You're also assuming, that, as the price of petroleum outpaces the price of energy in general that hybrid and electric-traction buses (off-the-shelf, proven technology) won't become more popular.
I can't believe no one else has taken you to task on this. The paragraph of fallacies. I can walk to three different supermarkets. If i wanted to go to BJs i can take the bus or a taxi or i can use carshare and drive myself.You also ignore the benefits of automobiles. While autos DO have a cost, they enable people to save money at supermarkets and discount warehouses.
Because if people owned cars less they wouldn't still rent them from Avis or Hertz? Tour buses and other charters don't take people to tourist detsinations? Including national parks?They enable the masses to travel to diverse recreational sites.
The UK and Spain have similar (or higher) rates of home ownership but not nearly the level of car ownership.Since the mass-production of the automobile, American home ownership rates have increased by half.
I lived in Charelston in '99 when hundreds of thousands of people weathered hurricane Floyd in their cars on I-95 and I-26 because so many people tried to evacuate at once that it caused total gridlock.Of course, transit-dependency killed over a thousand people in New Orleans, while those with cars drove to safety in air-conditioned comfort. And while many will knock sprawl, parks and green spaces are accessible today because of the densities automobiles allow.

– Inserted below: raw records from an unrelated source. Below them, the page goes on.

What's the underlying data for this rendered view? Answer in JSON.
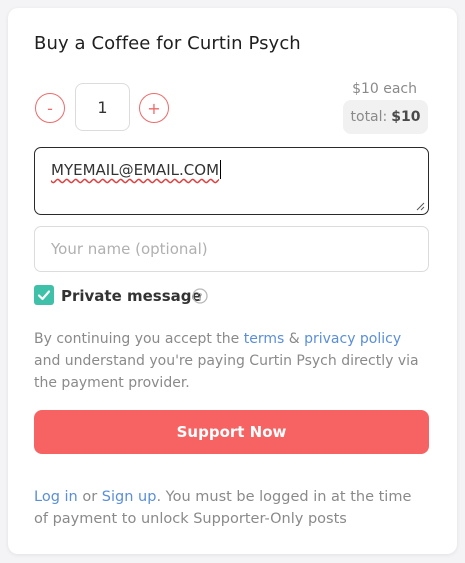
{
  "title": "Buy a Coffee for Curtin Psych",
  "quantity": {
    "minus_label": "-",
    "value": "1",
    "plus_label": "+"
  },
  "price": {
    "each": "$10 each",
    "total_label": "total:",
    "total_value": "$10"
  },
  "email": {
    "value": "MYEMAIL@EMAIL.COM"
  },
  "name_input": {
    "placeholder": "Your name (optional)"
  },
  "private": {
    "checked": true,
    "label": "Private message"
  },
  "consent": {
    "prefix": "By continuing you accept the ",
    "terms": "terms",
    "amp": " & ",
    "privacy": "privacy policy",
    "suffix": " and understand you're paying Curtin Psych directly via the payment provider."
  },
  "support_button": "Support Now",
  "footer": {
    "login": "Log in",
    "or": " or ",
    "signup": "Sign up",
    "rest": ". You must be logged in at the time of payment to unlock Supporter-Only posts"
  },
  "colors": {
    "accent": "#f76363",
    "checkbox": "#3fc0a8",
    "link": "#5a8fd8"
  }
}
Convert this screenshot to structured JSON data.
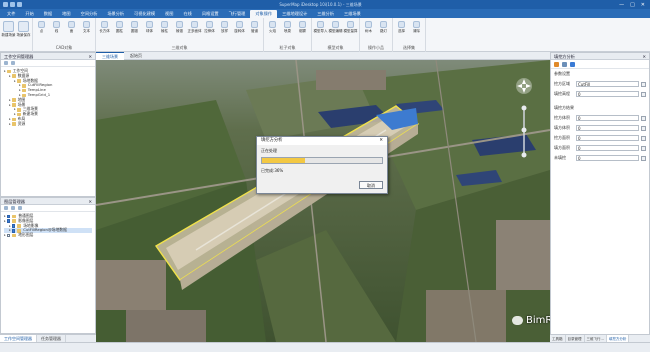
{
  "app": {
    "title": "SuperMap iDesktop 10i(10.0.1) - 三维场景",
    "window_controls": [
      "—",
      "□",
      "✕"
    ]
  },
  "menu_tabs": [
    "文件",
    "开始",
    "数据",
    "地图",
    "空间分析",
    "场景分析",
    "可视化建模",
    "视图",
    "在线",
    "风格设置",
    "飞行管理",
    "对象操作",
    "三维地理设计",
    "三维分析",
    "三维场景"
  ],
  "menu_active_index": 11,
  "ribbon": {
    "groups": [
      {
        "label": "",
        "buttons": [
          "新建场景",
          "场景保存"
        ]
      },
      {
        "label": "CAD对象",
        "buttons": [
          "点",
          "线",
          "面",
          "文本"
        ]
      },
      {
        "label": "三维对象",
        "buttons": [
          "长方体",
          "圆柱",
          "圆锥",
          "球体",
          "棱柱",
          "棱锥",
          "正多面体",
          "拉伸体",
          "放样",
          "旋转体",
          "管道"
        ]
      },
      {
        "label": "粒子对象",
        "buttons": [
          "火焰",
          "喷泉",
          "烟雾"
        ]
      },
      {
        "label": "模型对象",
        "buttons": [
          "模型导入",
          "模型编辑",
          "模型量算"
        ]
      },
      {
        "label": "操作小品",
        "buttons": [
          "树木",
          "路灯"
        ]
      },
      {
        "label": "选择集",
        "buttons": [
          "选择",
          "清除"
        ]
      }
    ]
  },
  "doc_tabs": [
    "三维场景",
    "起始页"
  ],
  "workspace_panel": {
    "title": "工作空间管理器",
    "tree": [
      {
        "level": 0,
        "text": "工作空间",
        "checked": false
      },
      {
        "level": 1,
        "text": "数据源",
        "checked": false
      },
      {
        "level": 2,
        "text": "场地数据",
        "checked": false
      },
      {
        "level": 3,
        "text": "CutFillRegion",
        "checked": false
      },
      {
        "level": 3,
        "text": "TempLine",
        "checked": false
      },
      {
        "level": 3,
        "text": "TempGrid_1",
        "checked": false
      },
      {
        "level": 1,
        "text": "地图",
        "checked": false
      },
      {
        "level": 1,
        "text": "场景",
        "checked": false
      },
      {
        "level": 2,
        "text": "三维场景",
        "checked": false
      },
      {
        "level": 2,
        "text": "新建场景",
        "checked": false
      },
      {
        "level": 1,
        "text": "布局",
        "checked": false
      },
      {
        "level": 1,
        "text": "资源",
        "checked": false
      }
    ]
  },
  "layer_panel": {
    "title": "图层管理器",
    "tree": [
      {
        "level": 0,
        "text": "普通图层",
        "checked": true
      },
      {
        "level": 0,
        "text": "影像图层",
        "checked": true
      },
      {
        "level": 1,
        "text": "场地影像",
        "checked": true
      },
      {
        "level": 1,
        "text": "CutFillRegion@场地数据",
        "checked": true,
        "selected": true
      },
      {
        "level": 0,
        "text": "地形图层",
        "checked": false
      }
    ]
  },
  "left_bottom_tabs": [
    "工作空间管理器",
    "任务管理器"
  ],
  "dialog": {
    "title": "填挖方分析",
    "label": "正在处理",
    "progress": 0.36,
    "progress_text": "已完成:36%",
    "cancel": "取消"
  },
  "right_panel": {
    "title": "填挖方分析",
    "section_params": "参数设置",
    "fields": [
      {
        "label": "挖方区域",
        "value": "CutFill"
      },
      {
        "label": "填挖高程",
        "value": "0"
      }
    ],
    "section_results": "填挖方结果",
    "results": [
      {
        "label": "挖方体积",
        "value": "0"
      },
      {
        "label": "填方体积",
        "value": "0"
      },
      {
        "label": "挖方面积",
        "value": "0"
      },
      {
        "label": "填方面积",
        "value": "0"
      },
      {
        "label": "未填挖",
        "value": "0"
      }
    ],
    "bottom_tabs": [
      "工具箱",
      "目录管理",
      "三维飞行...",
      "填挖方分析"
    ]
  },
  "watermark": "BimRocket",
  "colors": {
    "title_bar": "#1f5ea8",
    "menu_bar": "#2a6cb7",
    "progress_fill": "#f3c843",
    "site_outline": "#f1e24a"
  }
}
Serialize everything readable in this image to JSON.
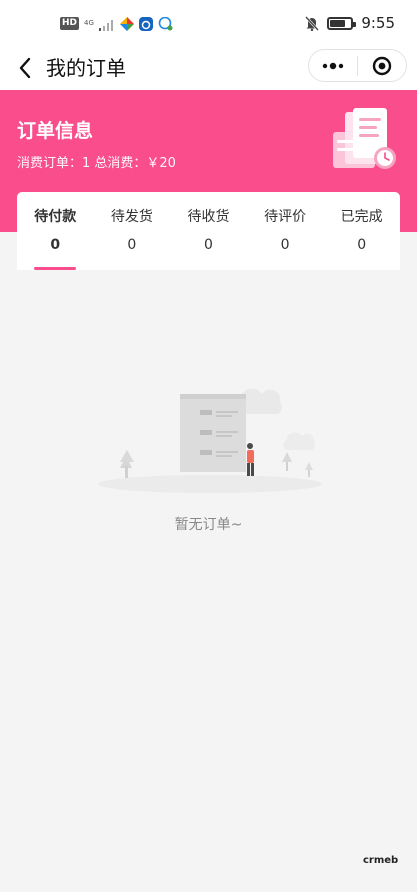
{
  "status_bar": {
    "hd_label": "HD",
    "network_label": "4G",
    "time": "9:55",
    "battery_level": 0.75
  },
  "nav": {
    "title": "我的订单",
    "icons": [
      "back-arrow-icon",
      "more-dots-icon",
      "target-close-icon"
    ]
  },
  "header": {
    "title": "订单信息",
    "summary": "消费订单：1 总消费：￥20",
    "background_color": "#fa4d8c"
  },
  "tabs": [
    {
      "label": "待付款",
      "count": "0",
      "active": true
    },
    {
      "label": "待发货",
      "count": "0",
      "active": false
    },
    {
      "label": "待收货",
      "count": "0",
      "active": false
    },
    {
      "label": "待评价",
      "count": "0",
      "active": false
    },
    {
      "label": "已完成",
      "count": "0",
      "active": false
    }
  ],
  "empty_state": {
    "text": "暂无订单~"
  },
  "watermark": "crmeb"
}
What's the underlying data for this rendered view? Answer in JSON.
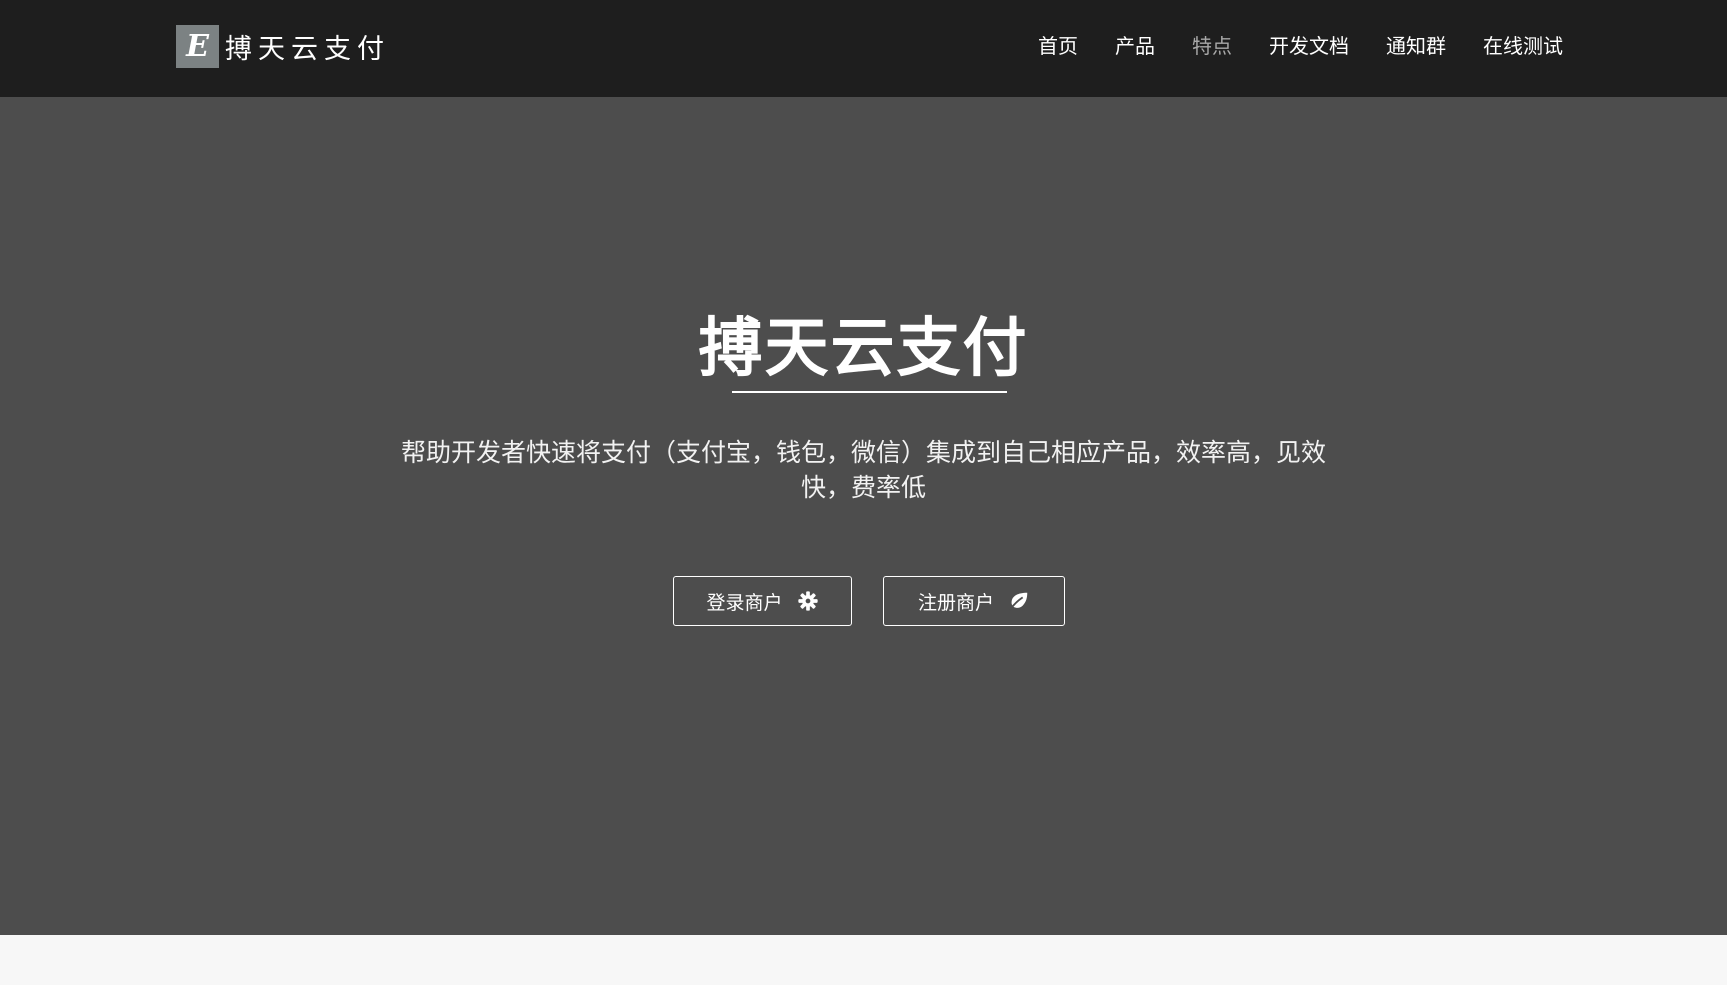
{
  "header": {
    "logo_letter": "E",
    "brand_name": "搏天云支付",
    "nav": [
      {
        "label": "首页",
        "active": false
      },
      {
        "label": "产品",
        "active": false
      },
      {
        "label": "特点",
        "active": true
      },
      {
        "label": "开发文档",
        "active": false
      },
      {
        "label": "通知群",
        "active": false
      },
      {
        "label": "在线测试",
        "active": false
      }
    ]
  },
  "hero": {
    "title": "搏天云支付",
    "tagline": "帮助开发者快速将支付（支付宝，钱包，微信）集成到自己相应产品，效率高，见效快，费率低",
    "buttons": [
      {
        "label": "登录商户",
        "icon": "gear-icon"
      },
      {
        "label": "注册商户",
        "icon": "leaf-icon"
      }
    ]
  },
  "colors": {
    "navbar_bg": "#1e1e1e",
    "hero_bg": "#4d4d4d",
    "logo_bg": "#7c8283",
    "nav_active": "#a8a8a8"
  }
}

You live in NYC but you don't know that you can take Metro-North to the Appalachian Trail? You've never heard of Central Park or Prospect Park? Fairmount Park in Philadelphia is 7,000+ acres. I could ride my bike there in 5 minutes. I'd also posit that, if not for sprawl, we'd have a heck of a lot more open space easily accessible to the majority of people.
I never said that transit is the be all and end all. I'm the one who said that free transit is not only not necessary but likely to cause more problems than it solves.Just because we like transit and see problems with autos doesn't mean we should be blind to the facts or fall victim to kneejerk reactions. On the contrary, we won't convince people away from cars with made-up and easily debunked statistics about the true cost of automobiles, exaggerated claims of the environmental benefits of transit, or hallucinations about how cheap transit is.
I've also been saying that we don't need to convince car owners of anything. Rich people will keep on driving and everyone else has 5-10 years before they have to move and/or start taking the bus a lot more and/or buy a plug-in hybrid that gets 100mpg. As we've already dug up most of the easily accessible sequestered carbon and put back into the atmosphere it only makes sense that it's going to get more expensive.
And as with all transportation arguments i'm going to ask why, as planners, people are more fixated with the "how" of moving people around rather than the "why." If you build a city around transportation of course it will be necessary.